DUBAI (Reuters) – Rampant consumerism in the United Arab Emirates — home to Dubai, the self-styled capital of conspicuous consumption — could damage the economy and hinder the Gulf oil producer’s efforts to become self-reliant, a government report said.
Consumer spending in the second-largest Arab economy jumped 17.7 percent to 319.87 billion dirhams ($87.1 billion) in 2007, more than double its level five years earlier, the Abu Dhabi Department of Planning and Economy said in a report.
Per-capita spending in the country of 4.1 million people is about $27 a day, some eight times higher than average daily spending in the rest of the Arab world, the department said, adding that the UAE imported about 85 percent of consumer goods.
“The expansion of consumer spending at the expense of savings and investments has, and will continue to have, adverse effects on the local economy,” the department said.

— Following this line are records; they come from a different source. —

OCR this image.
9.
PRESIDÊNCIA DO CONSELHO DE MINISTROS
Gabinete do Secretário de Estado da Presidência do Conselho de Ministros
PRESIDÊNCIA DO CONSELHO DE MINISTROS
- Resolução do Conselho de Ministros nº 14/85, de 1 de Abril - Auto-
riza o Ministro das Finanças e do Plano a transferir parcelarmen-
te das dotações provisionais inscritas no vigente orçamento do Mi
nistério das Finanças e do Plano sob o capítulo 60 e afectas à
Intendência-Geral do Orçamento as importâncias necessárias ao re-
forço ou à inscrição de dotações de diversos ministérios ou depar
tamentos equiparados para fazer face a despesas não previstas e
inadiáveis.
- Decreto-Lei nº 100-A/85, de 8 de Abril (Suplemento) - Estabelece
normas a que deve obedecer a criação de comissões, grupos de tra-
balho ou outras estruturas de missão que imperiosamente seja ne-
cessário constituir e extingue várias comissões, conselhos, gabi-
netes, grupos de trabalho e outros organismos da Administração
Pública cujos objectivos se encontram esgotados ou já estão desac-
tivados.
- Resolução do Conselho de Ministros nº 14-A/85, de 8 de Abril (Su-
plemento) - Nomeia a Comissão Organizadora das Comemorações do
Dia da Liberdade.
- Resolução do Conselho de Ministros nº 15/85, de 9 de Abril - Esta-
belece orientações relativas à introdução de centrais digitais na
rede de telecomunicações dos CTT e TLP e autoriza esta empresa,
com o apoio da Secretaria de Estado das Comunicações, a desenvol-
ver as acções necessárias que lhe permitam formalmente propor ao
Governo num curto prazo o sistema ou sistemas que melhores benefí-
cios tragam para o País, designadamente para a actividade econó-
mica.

“This alarming consumption rate could, in the future, constitute a big hurdle in the face of any plans to transform the country from being a consuming to a producing nation.”
In Abu Dhabi, the UAE capital, families spend about 60 percent of their monthly salaries, according to a survey conducted last year, the department said.
The world’s fifth-largest oil exporter has been investing windfall revenue from a sevenfold rise in oil prices since 2002 to diversify its economy away from a reliance on oil, building infrastructure, financial services and real estate.
Dubai, home to palm frond-shaped islands and a mall featuring an indoor ski slope, has become a business and retail hub, known across the region for boasting designer fashion labels and holding an annual Dubai Shopping Festival that attracts flocks of regional tourists.
“Some of the woes that have beset the UAE’s economy have to do with this pervasive culture of consumer spending,” the department said.
The consumer culture has led to “hidden poverty” in the country, “where a certain segment of the society seek to possess luxurious items at the expense of essential goods”, it said.
Consumer lending in the UAE has doubled in the past four years, soaring almost 47 percent in the year to March as the country, which pegs its dirham currency to the dollar, slashed interest rates in line with the United States.
Real interest rates in the UAE — which reflect the official rates charged by banks minus inflation — are negative, spurring demand for credit. Inflation in the UAE hit 11.1 percent in 2007, its highest level in at least 20 years.
“The combination of easy loans in addition to advertising and media propaganda have all combined to plunge consumers into a quagmire of spending,” the department said.